Cost Governance | HavingATinker

Now bear with me on this one, but I’m going to talk about a subject that may sound like an absolute yawnfest, and that subject is Cost Governance. I know, I know, there are sexier things to talk about like Kubernetes Operators and OpenTelemetry, however, Cost Governance aligns rather nicely with a lot of the other skills an engineer possesses and uses on a daily basis. What cost governance also does is bridges the gap between engineering and business, as we get to really question whether the engineering choices we’re making are what the business needs. Please allow me to try to explain my ludicrous claims.

Cloud providers are a bit of a double-edged sword when it comes to costs.
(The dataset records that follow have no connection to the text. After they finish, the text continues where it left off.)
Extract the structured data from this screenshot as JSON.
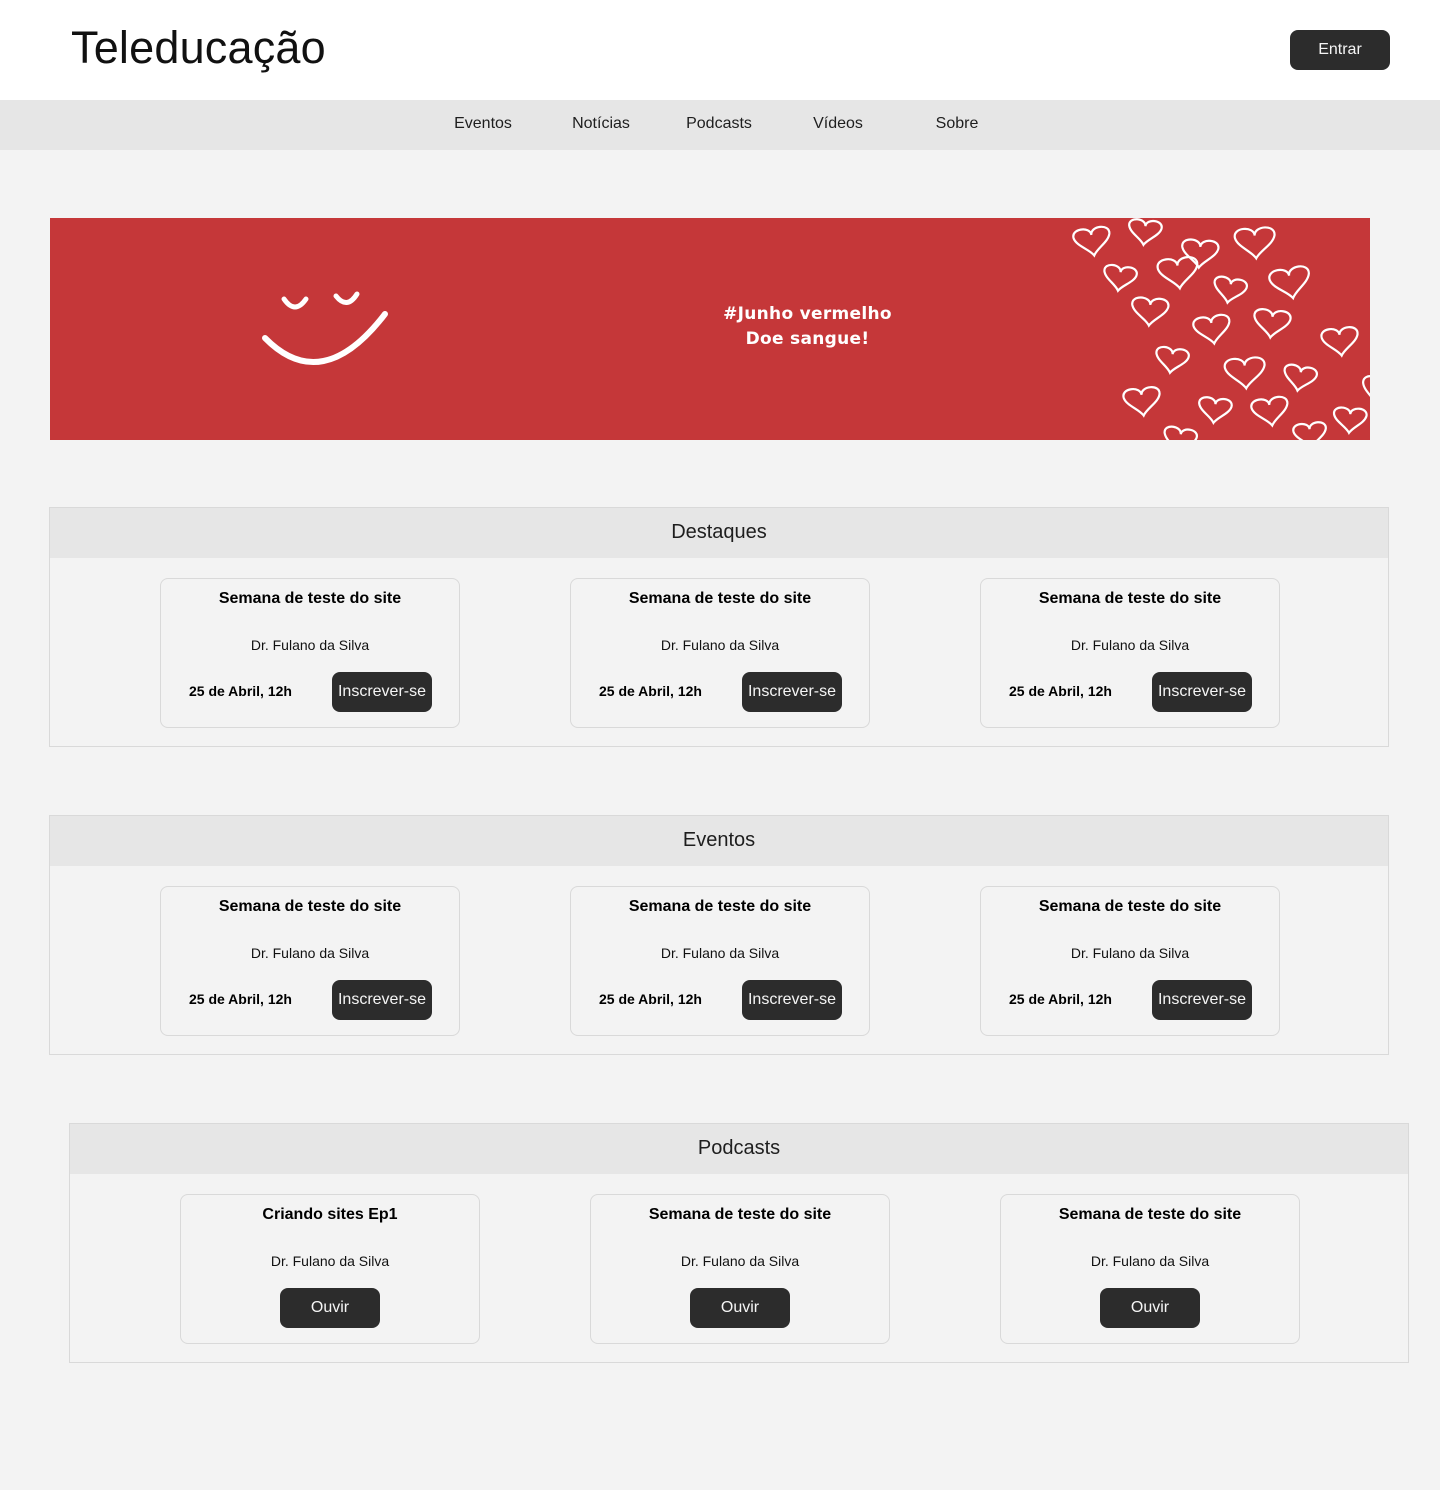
{
  "header": {
    "site_title": "Teleducação",
    "login_label": "Entrar"
  },
  "nav": {
    "items": [
      "Eventos",
      "Notícias",
      "Podcasts",
      "Vídeos",
      "Sobre"
    ]
  },
  "banner": {
    "line1": "#Junho vermelho",
    "line2": "Doe sangue!",
    "background_color": "#c53739",
    "decorations": [
      "smiley-face",
      "hearts-pattern"
    ]
  },
  "sections": [
    {
      "title": "Destaques",
      "cards": [
        {
          "title": "Semana de teste do site",
          "author": "Dr. Fulano da Silva",
          "date": "25 de Abril, 12h",
          "button": "Inscrever-se"
        },
        {
          "title": "Semana de teste do site",
          "author": "Dr. Fulano da Silva",
          "date": "25 de Abril, 12h",
          "button": "Inscrever-se"
        },
        {
          "title": "Semana de teste do site",
          "author": "Dr. Fulano da Silva",
          "date": "25 de Abril, 12h",
          "button": "Inscrever-se"
        }
      ]
    },
    {
      "title": "Eventos",
      "cards": [
        {
          "title": "Semana de teste do site",
          "author": "Dr. Fulano da Silva",
          "date": "25 de Abril, 12h",
          "button": "Inscrever-se"
        },
        {
          "title": "Semana de teste do site",
          "author": "Dr. Fulano da Silva",
          "date": "25 de Abril, 12h",
          "button": "Inscrever-se"
        },
        {
          "title": "Semana de teste do site",
          "author": "Dr. Fulano da Silva",
          "date": "25 de Abril, 12h",
          "button": "Inscrever-se"
        }
      ]
    },
    {
      "title": "Podcasts",
      "cards": [
        {
          "title": "Criando sites Ep1",
          "author": "Dr. Fulano da Silva",
          "button": "Ouvir"
        },
        {
          "title": "Semana de teste do site",
          "author": "Dr. Fulano da Silva",
          "button": "Ouvir"
        },
        {
          "title": "Semana de teste do site",
          "author": "Dr. Fulano da Silva",
          "button": "Ouvir"
        }
      ]
    }
  ],
  "colors": {
    "button": "#2c2c2c",
    "page_background": "#f3f3f3",
    "nav_background": "#e6e6e6"
  }
}
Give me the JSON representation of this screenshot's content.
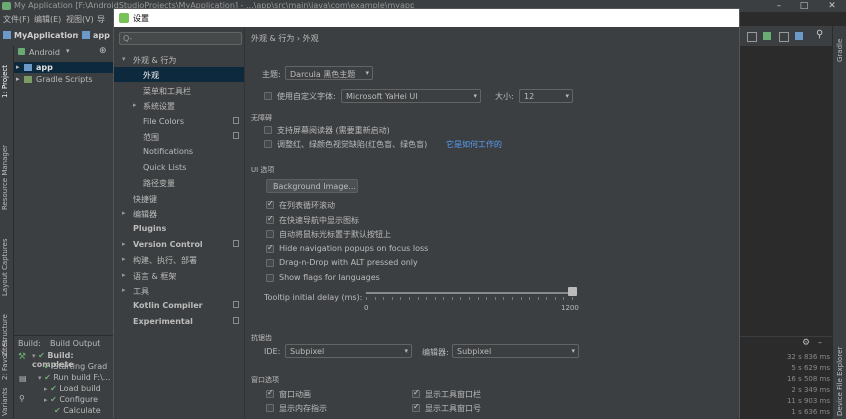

On one hand, cloud providers are a great enabler and promote velocity, while on the other allows for your pants to be well and truly pulled down if care is not taken. Gone are the days of needing a large outlay of costs in the form of servers, network equipment, licenses, etc; which have since been replaced with monthly service subscriptions and pay-as-you-go compute/data. This makes it very easy to rack up unsuspecting costs with very little understanding of the what and whys.

Alt Text

From my experience across multiple organisations of different sizes is that the Cloud bill usually is under constant scrutiny, and for good reason too. Regardless of size, the cost should not scale linearly with the business. Having said that, in most cases there isn’t necessarily any cost governance, but rather a watchful eye is kept on the bill. So what do I mean by “cost governance”?

Cost Governance is to control, report and optimise the costs of the cloud compute bill. Through cost governance, we are able to promote and foster greater accountability, which then feeds into identifying cost efficiencies.

What Cost Governance is not, is a way to stop people from spending money. Cost Governance is to improve accountability and in turn positively impact the bill. Cost Governance should not be seen or used as a carrot or stick, but rather as a means to allow greater ownership of one’s domain. The stick approach will only garner negative emotions and push back against the benefits that come with cost governance e.g. budgets, visibility, and ownership. The key takeaway here is the improved accountability of the cost of the products we build and serve.

Cost Efficiencies#

So far I have mentioned cost efficiencies a few times and so it’s probably good to clarify what I really mean by this:

Cost Efficiency is the act of providing value to a business at the lowest possible cost.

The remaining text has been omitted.